Taiwan also says it has long range missiles, with special warheads, for cracking open the 300 foot think concrete Three Gorges dam. Chinese generals are angrily denying that the dam or the railroads are vulnerable, but any Chinese with any sense of military history know better. Officially, Taiwan denies that it has any plans to take out Chinese dams. This, despite senior Taiwanese officials being quoted at public meetings talking about such plans.

China plans to spend nearly half a trilling dollars in the next 15 years to expand the railroads, and billions more to buy Russian anti-aircraft missile systems. But Taiwan already has over 140 F-16s, thousands of smart bombs and pilots who know how to use both. Taiwan also has electronic countermeasures for China's new, Russian made, air defenses. Taiwan won't say how effective those countermeasures are, but in the past, Russian anti-aircraft missiles have done poorly against such countermeasures. China's generals now have to consider not just the problems of attacking Taiwan, but the cost to China from Taiwan's counterattack.

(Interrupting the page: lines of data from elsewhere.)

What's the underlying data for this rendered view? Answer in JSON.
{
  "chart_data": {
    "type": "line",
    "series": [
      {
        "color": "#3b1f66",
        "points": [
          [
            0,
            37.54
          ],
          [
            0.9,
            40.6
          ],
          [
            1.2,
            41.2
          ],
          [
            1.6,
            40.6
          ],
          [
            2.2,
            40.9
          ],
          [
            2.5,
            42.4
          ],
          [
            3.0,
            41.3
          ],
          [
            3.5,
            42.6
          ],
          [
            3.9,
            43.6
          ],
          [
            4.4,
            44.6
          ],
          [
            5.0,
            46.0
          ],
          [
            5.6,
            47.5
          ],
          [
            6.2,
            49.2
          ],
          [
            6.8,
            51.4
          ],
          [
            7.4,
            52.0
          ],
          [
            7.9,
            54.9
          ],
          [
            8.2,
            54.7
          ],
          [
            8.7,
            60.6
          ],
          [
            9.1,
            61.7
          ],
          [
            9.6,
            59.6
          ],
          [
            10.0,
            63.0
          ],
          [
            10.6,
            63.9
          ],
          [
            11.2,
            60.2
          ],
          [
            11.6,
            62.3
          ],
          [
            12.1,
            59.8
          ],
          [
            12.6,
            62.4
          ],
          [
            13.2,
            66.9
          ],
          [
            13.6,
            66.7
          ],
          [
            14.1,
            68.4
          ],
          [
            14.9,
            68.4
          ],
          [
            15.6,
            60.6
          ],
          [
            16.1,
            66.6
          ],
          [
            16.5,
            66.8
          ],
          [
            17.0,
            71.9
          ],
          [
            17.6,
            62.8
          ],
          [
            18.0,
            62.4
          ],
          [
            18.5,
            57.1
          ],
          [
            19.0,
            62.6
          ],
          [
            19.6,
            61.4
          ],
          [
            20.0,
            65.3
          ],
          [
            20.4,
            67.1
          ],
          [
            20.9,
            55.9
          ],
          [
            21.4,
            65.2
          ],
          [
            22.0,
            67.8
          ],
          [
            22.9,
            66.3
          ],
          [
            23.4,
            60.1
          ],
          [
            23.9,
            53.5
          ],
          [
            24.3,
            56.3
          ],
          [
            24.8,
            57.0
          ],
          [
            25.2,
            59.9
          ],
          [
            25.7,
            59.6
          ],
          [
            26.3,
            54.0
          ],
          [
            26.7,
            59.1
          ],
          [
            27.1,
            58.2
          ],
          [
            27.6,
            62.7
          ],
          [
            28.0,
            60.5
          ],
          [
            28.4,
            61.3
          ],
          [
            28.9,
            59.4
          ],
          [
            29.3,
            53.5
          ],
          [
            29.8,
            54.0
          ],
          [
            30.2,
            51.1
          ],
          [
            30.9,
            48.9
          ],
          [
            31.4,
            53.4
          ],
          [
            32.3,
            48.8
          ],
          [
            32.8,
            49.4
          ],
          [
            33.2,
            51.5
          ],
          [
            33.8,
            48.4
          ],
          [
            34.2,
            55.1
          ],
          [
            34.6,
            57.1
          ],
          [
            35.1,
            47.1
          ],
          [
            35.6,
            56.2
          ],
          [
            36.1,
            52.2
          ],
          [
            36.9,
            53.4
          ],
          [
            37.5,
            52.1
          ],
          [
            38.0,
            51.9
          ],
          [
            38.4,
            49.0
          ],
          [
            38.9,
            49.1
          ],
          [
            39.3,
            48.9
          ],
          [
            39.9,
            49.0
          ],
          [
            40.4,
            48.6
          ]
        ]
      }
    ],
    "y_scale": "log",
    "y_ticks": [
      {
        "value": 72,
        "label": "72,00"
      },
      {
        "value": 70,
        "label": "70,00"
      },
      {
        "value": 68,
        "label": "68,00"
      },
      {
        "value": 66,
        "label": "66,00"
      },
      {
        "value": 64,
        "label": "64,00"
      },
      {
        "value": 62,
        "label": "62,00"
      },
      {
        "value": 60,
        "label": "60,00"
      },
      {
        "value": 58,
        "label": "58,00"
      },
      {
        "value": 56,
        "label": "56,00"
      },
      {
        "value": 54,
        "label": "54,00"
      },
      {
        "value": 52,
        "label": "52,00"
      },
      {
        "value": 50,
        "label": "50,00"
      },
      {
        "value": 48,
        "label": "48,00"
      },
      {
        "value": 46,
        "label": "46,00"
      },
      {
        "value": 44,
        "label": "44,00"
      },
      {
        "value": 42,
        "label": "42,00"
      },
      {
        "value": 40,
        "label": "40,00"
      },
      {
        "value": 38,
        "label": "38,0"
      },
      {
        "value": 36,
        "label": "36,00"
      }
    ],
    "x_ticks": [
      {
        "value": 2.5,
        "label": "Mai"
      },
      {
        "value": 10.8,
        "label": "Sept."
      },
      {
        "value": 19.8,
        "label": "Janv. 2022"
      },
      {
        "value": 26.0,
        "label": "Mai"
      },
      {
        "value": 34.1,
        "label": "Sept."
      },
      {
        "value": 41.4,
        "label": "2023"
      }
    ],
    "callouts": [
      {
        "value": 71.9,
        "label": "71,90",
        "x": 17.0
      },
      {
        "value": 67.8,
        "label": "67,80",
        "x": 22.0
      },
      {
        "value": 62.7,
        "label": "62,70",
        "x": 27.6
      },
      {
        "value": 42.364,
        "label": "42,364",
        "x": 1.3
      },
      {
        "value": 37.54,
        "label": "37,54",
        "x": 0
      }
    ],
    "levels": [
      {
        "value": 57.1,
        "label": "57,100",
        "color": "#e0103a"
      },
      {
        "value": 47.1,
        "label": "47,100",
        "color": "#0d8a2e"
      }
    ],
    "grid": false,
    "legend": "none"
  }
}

At the moment, it appears that the cost would be too high to justify the conquest of the lost island province.

April 6, 2004: Taiwanese politicians are beginning to complain about the declining state of military training. Young men are now more prone to complain of the rigors of military training, and parents have more frequently complained to politicians. As a result, basic training has been made "more bearable" and readiness in many combat units has declined. American military observers have been complaining to senior Taiwanese commanders, and now it's become a political issue. One thing spurring this debate is the growing military power of China. By the end of this year, China is expected to have over 200 Russian Su-27 class warplanes in service. The various versions of the Su-27 (like the Su-30) are roughly equivalent to the American F-15. China is allowing its pilots to fly more hours a month and is training more air force maintenance personnel (so that the Su-27s can be used more intensively.) China is buying electronic warfare equipment from Russia that was designed to disrupt the American made radars and electronics.

Taiwan military planners see China having sufficient military power to have a chance at successfully conquering Taiwan as early as 2006. In response, Taiwan is buying new early warning radars and anti-aircraft weapons. Taiwan has only some 330 modern fighters and is planning to upgrade them soon. Many Taiwanese believe that American support, especially military support, is the ultimate guarantor of their freedom from Communist China.